A NEW IMPLANT FOR PROXIMAL HUMERUS FRACTURES: THE BASKET PLATE. EXPERIMENTAL STUDY

Abstract

Purpose: We compared three fixation systems for proximal fractures of the humerus to elaborate a rigid extra-medullary implant: the basket plate. This novel implant allows fixation of the tubercles with a claw system associated or not with a central cephalic locking screw. The objectives of this study were: check the resistance of the prototype, evaluate the contributions of the claws, and the usefulness of locking.

Material and methods: This was a prototype experimental study comparing a commonly used implant (Maconor2 plate) with the new implant using two series of static mechanical tests (Instrum). The tests were performed on 20 DMO-frozen anatomic specimens using the four-fragment fracture model. An implant was assigned to five groups of randomly selected specimens. The first tests (three groups) were axial compression tests mimicking abduction in the plane of the scaphoid. We analysed the overall mechanical behaviour of the implant and evaluated the locking system. The second tests (two groups) were traction tests. We analysed the behaviour of the fixed tuberosities. The mechanical resistance of the assemblies was noted as the limit load on the force: deformation curve and as the rigidity of the slope.

Results: The first tests showed that the implant was improved by the locking system and had better overall mechanical characteristics than the compared implant, although the difference was not statistically significant. The better hold in the tubercles provided by the claws was expected after the first tests and confirmed by the second tests, but the difference was not significant.

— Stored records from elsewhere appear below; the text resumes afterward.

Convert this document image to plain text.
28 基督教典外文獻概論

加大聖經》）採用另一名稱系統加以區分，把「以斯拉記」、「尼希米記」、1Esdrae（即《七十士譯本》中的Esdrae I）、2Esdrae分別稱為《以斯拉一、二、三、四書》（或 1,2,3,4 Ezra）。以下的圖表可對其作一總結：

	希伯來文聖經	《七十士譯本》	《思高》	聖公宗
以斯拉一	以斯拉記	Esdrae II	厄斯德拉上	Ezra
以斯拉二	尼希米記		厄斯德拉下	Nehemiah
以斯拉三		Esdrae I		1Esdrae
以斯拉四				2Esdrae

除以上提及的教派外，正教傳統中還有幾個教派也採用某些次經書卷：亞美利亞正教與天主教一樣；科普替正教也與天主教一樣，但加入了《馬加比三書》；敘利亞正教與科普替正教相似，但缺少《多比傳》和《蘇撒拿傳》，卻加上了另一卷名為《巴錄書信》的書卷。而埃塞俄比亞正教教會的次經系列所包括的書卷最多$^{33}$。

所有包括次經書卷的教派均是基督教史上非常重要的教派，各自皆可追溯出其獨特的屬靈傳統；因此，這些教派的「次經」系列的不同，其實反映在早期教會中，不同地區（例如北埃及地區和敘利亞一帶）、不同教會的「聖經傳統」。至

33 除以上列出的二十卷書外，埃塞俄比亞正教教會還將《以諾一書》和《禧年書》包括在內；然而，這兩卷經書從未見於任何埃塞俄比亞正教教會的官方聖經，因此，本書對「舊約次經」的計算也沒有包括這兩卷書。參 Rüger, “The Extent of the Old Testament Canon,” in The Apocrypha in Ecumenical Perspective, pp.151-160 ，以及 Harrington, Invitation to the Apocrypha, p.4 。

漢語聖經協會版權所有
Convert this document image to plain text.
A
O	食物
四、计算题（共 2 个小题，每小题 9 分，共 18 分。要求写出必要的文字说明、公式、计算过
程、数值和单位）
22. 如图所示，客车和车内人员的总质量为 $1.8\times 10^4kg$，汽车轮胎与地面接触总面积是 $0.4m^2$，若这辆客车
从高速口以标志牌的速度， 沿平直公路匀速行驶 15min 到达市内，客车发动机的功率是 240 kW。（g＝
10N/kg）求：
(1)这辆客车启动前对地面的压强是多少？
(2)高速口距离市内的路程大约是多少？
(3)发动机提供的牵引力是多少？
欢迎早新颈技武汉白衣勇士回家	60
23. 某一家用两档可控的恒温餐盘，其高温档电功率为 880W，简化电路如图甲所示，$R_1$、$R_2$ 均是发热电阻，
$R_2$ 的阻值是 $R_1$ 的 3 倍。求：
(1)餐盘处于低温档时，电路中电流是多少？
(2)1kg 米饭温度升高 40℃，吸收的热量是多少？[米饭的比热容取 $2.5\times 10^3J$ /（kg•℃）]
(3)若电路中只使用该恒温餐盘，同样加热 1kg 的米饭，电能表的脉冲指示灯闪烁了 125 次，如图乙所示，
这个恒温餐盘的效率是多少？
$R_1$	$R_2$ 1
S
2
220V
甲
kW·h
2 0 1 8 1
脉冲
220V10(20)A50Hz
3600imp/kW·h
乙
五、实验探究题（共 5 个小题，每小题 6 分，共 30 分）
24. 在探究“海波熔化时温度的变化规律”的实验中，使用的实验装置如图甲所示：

Discussion: The prototype improved with the locking system presented mechanical resistance equivalent to the compared model. The usefulness of locking could not be demonstrated but was considered to improve tolerance to loading by better force distribution. The contribution of the claws was not demonstrated statistically although the results are in line with early hopes. The present findings and data in the literature on shoulder biomechanics suggest that the tests should be conducted on a larger number of specimens to demonstrate a statistically significant difference. The tested series was too small.

Conclusion: Comparison of mechanical resistance with theoretical data on forces applied to the proximal humerus show that the prototype is well adapted, allowing immediate postoperative motion. A prospective study is currently being conducted in our unit.